I was finally ready to come back and tackle revisions. My query has always been my nemesis. I cringe when I think about the first batch of queries I sent out for Eden. They didn’t do her justice at all. In fact, my CP Tana told me that she basically expected my pages to be horrid the first time she read my query, and was pleasantly surprised. Thank goodness she didn’t run away after that! Most of the suggestions focused on the query, which still needed work. I punched and molded and cut and squeezed that query, and I was pretty happy with the results. The first page was less intensive surgery, but I made some tweaks here and there to tighten it, add a bit more tension, take out some superfluous information.
With a whirl and a twirl, I sent my shiny new entry to some people to look it over again. And then began the madness. More to fix. Maybe this is actually worse. I like how you did it the first time better. Add more. Say less. And the voices in my head started to take over. They bound and gagged my voice and threw her in a trunk, and I was left to figure out which combination of others’ voices to listen to. I went to bed feeling defeated, because it would NEVER be right.
After a sleep and an overfull day of work, I was back at it. I stared at the entry. And stared some more. And changed some things. And changed them back. What if I don’t follow this person’s suggestion? Will they be upset? Will they think I can’t take critique? Because I can totally take critique. Critique me senseless. (Already there.) What if this person is right? It doesn’t feel like me, but maybe it doesn’t need to. Maybe I SHOULD do it that way.
That’s when my voice liberated herself and yelled at me. Why are you letting what everyone else thinks make you doubt what you know? she asked. Who knows your story? Who knows your characters? YOU DO.

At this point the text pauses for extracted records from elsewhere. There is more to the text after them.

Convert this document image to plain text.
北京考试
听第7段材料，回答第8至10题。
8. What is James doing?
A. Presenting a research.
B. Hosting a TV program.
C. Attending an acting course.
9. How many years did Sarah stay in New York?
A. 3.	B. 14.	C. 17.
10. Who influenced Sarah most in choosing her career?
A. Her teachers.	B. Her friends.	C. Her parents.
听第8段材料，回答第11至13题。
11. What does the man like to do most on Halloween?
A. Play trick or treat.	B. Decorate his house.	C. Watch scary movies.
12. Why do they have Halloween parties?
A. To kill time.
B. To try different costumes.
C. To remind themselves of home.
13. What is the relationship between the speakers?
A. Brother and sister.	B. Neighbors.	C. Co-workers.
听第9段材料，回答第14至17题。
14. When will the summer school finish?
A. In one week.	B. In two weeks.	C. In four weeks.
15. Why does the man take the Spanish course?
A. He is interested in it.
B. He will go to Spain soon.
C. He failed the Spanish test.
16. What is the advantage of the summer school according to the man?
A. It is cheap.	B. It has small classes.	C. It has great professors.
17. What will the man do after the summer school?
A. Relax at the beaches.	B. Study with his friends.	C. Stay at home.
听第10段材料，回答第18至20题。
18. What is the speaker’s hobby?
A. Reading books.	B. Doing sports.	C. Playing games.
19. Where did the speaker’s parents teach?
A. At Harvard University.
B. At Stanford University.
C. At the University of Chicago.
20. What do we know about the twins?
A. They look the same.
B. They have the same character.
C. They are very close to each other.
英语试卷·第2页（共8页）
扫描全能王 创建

And she was right. Everyone was being so helpful, and, being a people pleaser, I didn’t want to let any of their help go to waste, didn’t want to let them down. But in trying to make everyone happy, I lost my own voice. Lost my confidence in myself and my writing and my story. I made the updates I resonated with, and left the rest alone. Tonight I sent my new entry off.
It may get agent attention, it may not. Of course, I hope it does. Even if it doesn’t, I would do this all over again in a heartbeat. Not only did I learn valuable information about how others read my query and first pages, I learned valuable information about myself. I know it sounds trite to say “it’s subjective,” but it is! Nothing has been a more prime example than this experience. It’s good to go to others. Necessary, even. Writing is solitary…the revision/query/and so on process shouldn’t be. Fresh eyes are always helpful. They open the writer up to see their work in new ways, from different angles.
But in the end, I am still the author. It’s my name on the project, and I get the final say. If I’m not passionate about my story because I have reworked it to the specifications of others, how can I possibly expect agents, editors, or publishers to be passionate about it? It has to be my voice, through and through. And my voice deserves to out there.